The man grinned. “My pleasure, believe me. Been tracking that general and his Humvees for a week now. Thought I had him this time.”
“Was that you on the RPG?”
“Yeah, we only had the two of ‘em. I picked the wrong pair of Hummers. Got disoriented in the smoke and dust, I guess. But we’ll get him next time.”
Brunson shook his hand. “Jim Brunson, United States Marine Corps. Well, formerly. How did you know the general had us bottled up in here?”
“Well, we were already setting up an ambush for the general when we saw your helicopter fly over. My scouts said Tamare’s column left the route that would take them into our trap and sped after you.”
Brunson laughed. “It was his chopper. We stole it yesterday. I bet when he saw us go by it made the blood boil right out of his veins.”
“That’s what we figured when we saw him recapture the thing and order you out of this building. We were watching him set up outside, and we decided the conditions were ideal to take him while he and his men were distracted with you and
the chopper, with their backs to us. Half his men are still back on the highway; if he’d brought any more soldiers than he did to this place, we wouldn’t have chanced it. But I’d say this all worked out great!”
“Well, the general got away,” Khalil said, regretfully.
“Sure, but we have his helicopter and three new trucks now,” the man grinned. “We can put that chopper to very good use indeed.”
“What a coincidence.” said Khalil, giving the man the stinkeye. “So can we. And we had it first.”
“We’ll sort that out later,” the man said. “For now, let’s get out of the open. That was an awful lot of gunfire, and we don’t want to be here if Tamare brings the rest of his men back this way.”
“Where to?” asked Carson, dubious. He was grateful for their rescue, but he didn’t even know the man’s name yet.
“That’s our little secret. I’m sorry, but for security reasons we’ll have to blindfold you. I know it sounds cheesy and old-school, but hey, these days everything’s old school.”
“No!” Dana was furious. “We’re not going anywhere, blindfolded or not! Who does this guy think he is?”

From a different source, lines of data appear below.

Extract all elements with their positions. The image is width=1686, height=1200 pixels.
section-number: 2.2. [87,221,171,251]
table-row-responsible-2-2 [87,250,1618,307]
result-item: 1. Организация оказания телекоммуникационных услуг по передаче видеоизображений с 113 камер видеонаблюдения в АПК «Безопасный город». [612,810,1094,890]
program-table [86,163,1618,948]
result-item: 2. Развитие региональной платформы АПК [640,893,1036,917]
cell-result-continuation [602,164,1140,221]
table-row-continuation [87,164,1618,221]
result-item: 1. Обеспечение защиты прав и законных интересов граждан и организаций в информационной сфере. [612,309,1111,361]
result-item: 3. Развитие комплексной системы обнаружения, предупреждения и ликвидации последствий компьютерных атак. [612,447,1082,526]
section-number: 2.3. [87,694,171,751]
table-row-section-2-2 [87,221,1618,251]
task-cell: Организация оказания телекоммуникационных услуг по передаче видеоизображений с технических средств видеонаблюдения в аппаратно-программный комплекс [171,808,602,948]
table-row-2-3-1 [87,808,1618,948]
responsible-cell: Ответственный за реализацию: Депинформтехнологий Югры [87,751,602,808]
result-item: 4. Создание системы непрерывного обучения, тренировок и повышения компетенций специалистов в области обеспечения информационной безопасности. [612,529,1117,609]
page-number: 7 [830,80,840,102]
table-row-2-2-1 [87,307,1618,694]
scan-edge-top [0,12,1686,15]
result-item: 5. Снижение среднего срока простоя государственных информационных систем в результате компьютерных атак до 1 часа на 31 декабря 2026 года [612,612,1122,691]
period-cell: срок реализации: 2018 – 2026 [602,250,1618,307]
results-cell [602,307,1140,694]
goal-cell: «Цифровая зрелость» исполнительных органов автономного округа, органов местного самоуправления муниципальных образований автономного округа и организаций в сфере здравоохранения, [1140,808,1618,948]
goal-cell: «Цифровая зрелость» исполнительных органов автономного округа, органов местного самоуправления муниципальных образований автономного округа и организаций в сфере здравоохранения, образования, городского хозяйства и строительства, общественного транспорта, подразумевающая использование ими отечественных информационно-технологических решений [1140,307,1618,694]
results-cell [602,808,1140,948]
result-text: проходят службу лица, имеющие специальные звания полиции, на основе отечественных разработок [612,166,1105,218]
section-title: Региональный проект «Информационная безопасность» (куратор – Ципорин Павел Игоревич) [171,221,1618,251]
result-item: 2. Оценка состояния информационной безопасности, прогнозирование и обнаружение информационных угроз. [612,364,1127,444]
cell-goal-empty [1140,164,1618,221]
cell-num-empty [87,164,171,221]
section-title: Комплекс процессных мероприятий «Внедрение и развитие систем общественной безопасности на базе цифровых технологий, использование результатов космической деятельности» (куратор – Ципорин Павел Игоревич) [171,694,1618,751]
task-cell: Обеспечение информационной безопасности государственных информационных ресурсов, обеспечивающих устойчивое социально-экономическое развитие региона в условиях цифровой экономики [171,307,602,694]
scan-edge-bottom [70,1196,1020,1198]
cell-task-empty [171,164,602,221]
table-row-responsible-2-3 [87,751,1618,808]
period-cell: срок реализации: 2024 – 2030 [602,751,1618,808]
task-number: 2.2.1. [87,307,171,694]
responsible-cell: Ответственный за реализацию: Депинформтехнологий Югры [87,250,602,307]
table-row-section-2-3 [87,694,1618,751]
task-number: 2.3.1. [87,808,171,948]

Carson shook his head, gauging the man with a firm gaze. “Let’s go with it, Dana. If these guys wanted to shoot us or take us prisoner, they needn’t have rescued us.”
“That’s right,” the man said, beard splitting in a grin. “I don’t know who you folks are or what you were doing here, but if you stole the general’s chopper, I can already tell we’re on the same side.”
“Well, what about the chopper?” Khalil asked. “I’m not letting it out of my sight for one minute. That machine is all I’ve got in this world.”
“That’s a good question,” the man said, scratching under his overalls. “We can’t leave it here. And honestly, me and my boys wouldn’t mind a ride—it’ll cut a couple of hours off our trek back. Tell you what, I’ll waive the blindfold requirement if you’ll all swear to secrecy, and then you can fly us to my lair.” He gazed at the helicopter as if he’d just won a prize in a toy store.